Thursday 21 December 2006

Professional Suicide

By David Mulholland

The find was important, nearly as important as the Dead Sea Scrolls, and for Greek scholars, such as myself, it was much more important, since the language is primarily Greek. The new find, you probably heard about it several months back, was in the papers. The cache of scrolls that was found in Turkey by a shepherd? Why is it always shepherds?
For me, it has been wonderful. I am one of the people working with them. No longer am I pouring over old manuscripts that have been pored over time and time again, trying to glean new meaning from them, or simply a clever way of looking at something so that I can write an article, proposing a new viewpoint to argue and defend, but not to actually believe.
The Anatolia find has turned my life around. Like the Dead Sea Scrolls, the Anatolia Scrolls cast light on a host of poorly understood issues, such as navigation, astronomy and trade in the Hellenic world.
Already I have been able to map some of the amber trade. I have discovered that there were two routes, the sea route around Spain and France and into the Baltic, used by the Phoenicians and a new, unexpected route through the river systems of Russia used by the Balts and Greeks. Greek wine and fine textiles were much in demand. I have also found that the Balts were unwilling to trade their plentiful bog iron, which was much stronger than the Greek’s bronze, so jealous were they of their cold and marshy land.
I was able to glean that from shipping manifests and a map that showed part of the Russian river system. A map of the Dnieper and the short overland route between what is now Smolensk and Vitsyebsk to the Daugava that leads to the Gulf of Riga. All of this two millennium before Rurik the Viking’s dynasty came and founded Kievan Rus.
It took some work to decipher the map because many of the cities that now exist on those rivers didn’t exist when the map was made. Riga then was only a small settlement by a Finnic tribe, the Livs, who lived on the muddy banks.
There is another map that is … puzzling. My colleagues and I have studied it for countless hours to no avail. It appears to be a globe, but there are no recognizable features.
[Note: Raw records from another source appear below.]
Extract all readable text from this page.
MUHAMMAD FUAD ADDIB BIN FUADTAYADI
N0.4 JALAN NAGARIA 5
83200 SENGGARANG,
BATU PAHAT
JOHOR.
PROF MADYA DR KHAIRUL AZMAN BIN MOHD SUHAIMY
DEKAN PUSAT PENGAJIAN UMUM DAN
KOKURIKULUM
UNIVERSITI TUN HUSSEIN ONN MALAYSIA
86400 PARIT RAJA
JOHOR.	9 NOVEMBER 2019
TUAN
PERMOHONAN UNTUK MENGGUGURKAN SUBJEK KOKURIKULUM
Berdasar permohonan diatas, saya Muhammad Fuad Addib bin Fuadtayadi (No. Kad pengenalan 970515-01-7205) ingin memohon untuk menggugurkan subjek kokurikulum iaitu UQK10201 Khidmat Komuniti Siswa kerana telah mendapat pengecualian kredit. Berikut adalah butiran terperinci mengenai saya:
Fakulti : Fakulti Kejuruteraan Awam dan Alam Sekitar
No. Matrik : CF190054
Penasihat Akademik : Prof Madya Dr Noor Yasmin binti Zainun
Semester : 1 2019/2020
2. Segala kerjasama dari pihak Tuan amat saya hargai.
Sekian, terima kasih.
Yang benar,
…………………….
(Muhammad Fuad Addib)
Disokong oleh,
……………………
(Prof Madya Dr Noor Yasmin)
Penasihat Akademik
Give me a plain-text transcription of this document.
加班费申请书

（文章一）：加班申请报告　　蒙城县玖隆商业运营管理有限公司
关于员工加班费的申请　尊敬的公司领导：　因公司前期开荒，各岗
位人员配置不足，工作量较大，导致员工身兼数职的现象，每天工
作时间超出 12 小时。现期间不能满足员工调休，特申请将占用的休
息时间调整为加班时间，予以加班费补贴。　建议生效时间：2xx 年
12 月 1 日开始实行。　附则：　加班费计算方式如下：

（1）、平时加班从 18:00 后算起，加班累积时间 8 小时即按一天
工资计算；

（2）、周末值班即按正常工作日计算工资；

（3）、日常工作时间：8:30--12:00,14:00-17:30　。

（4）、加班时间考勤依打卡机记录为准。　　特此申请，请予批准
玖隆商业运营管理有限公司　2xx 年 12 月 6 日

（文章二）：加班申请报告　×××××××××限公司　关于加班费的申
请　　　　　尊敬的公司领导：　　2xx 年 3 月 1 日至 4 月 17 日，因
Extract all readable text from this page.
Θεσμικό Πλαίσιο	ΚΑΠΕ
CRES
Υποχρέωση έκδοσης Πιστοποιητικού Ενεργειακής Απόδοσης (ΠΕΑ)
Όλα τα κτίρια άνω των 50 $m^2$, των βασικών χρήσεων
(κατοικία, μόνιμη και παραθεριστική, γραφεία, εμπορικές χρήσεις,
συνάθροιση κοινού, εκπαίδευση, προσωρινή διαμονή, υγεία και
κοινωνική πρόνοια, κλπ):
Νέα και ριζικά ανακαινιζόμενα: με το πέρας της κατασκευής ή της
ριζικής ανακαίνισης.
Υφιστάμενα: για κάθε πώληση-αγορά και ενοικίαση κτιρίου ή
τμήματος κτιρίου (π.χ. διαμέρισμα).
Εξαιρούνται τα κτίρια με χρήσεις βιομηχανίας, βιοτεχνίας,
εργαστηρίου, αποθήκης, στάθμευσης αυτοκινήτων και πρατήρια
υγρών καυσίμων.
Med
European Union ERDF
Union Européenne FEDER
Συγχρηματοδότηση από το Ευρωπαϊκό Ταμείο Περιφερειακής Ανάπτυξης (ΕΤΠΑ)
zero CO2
It had a companion map, but unfortunately, it was on the outside of the documents and exposure even to the mild climate of the cave where the documents were found was too much for the delicate image. Despite our best efforts, we have not been able to recover any detail from it.
I have taken a copy of the map to geographers. They have examined the image but have not been able to correlate it to anything. I had so many copies made that I wound up framing a large one and putting it in my living room, with unforeseen consequences.
There is debate that goes along with every discovery: do I announce what appears to be true and risk professional suicide, or do I keep quiet. If I do go public, it will endanger all the work I’ve done so far and threaten the veracity of the Anatolian Scrolls. You see, the map that has had me confounded was found in the same bundle as the rest, on the same parchment, with the same ink.
The mysterious map on my living room wall was recognised, not by a geographer, nor a cartographer, but by a friend over for drinks that does not share my musty world of human antiquity. But he nonetheless has a searching mind and is a fellow academic. He studied the map and then began pointing out features that he recognised. “Mare Muscoviense”, “Mendeleev”, “Tsiolkovskiy”, “Mare Orientale”.
“Very clever,” he said. “I like the style of this map. Where did you get it?”
“It was in the Anatolian scrolls,” I said. “Do you recognise it?”
“Yes.” he replied, “It’s the far side of the moon.”

1 comment:

Loraine Despres said...

This story is so good, you ought to be a professional writer.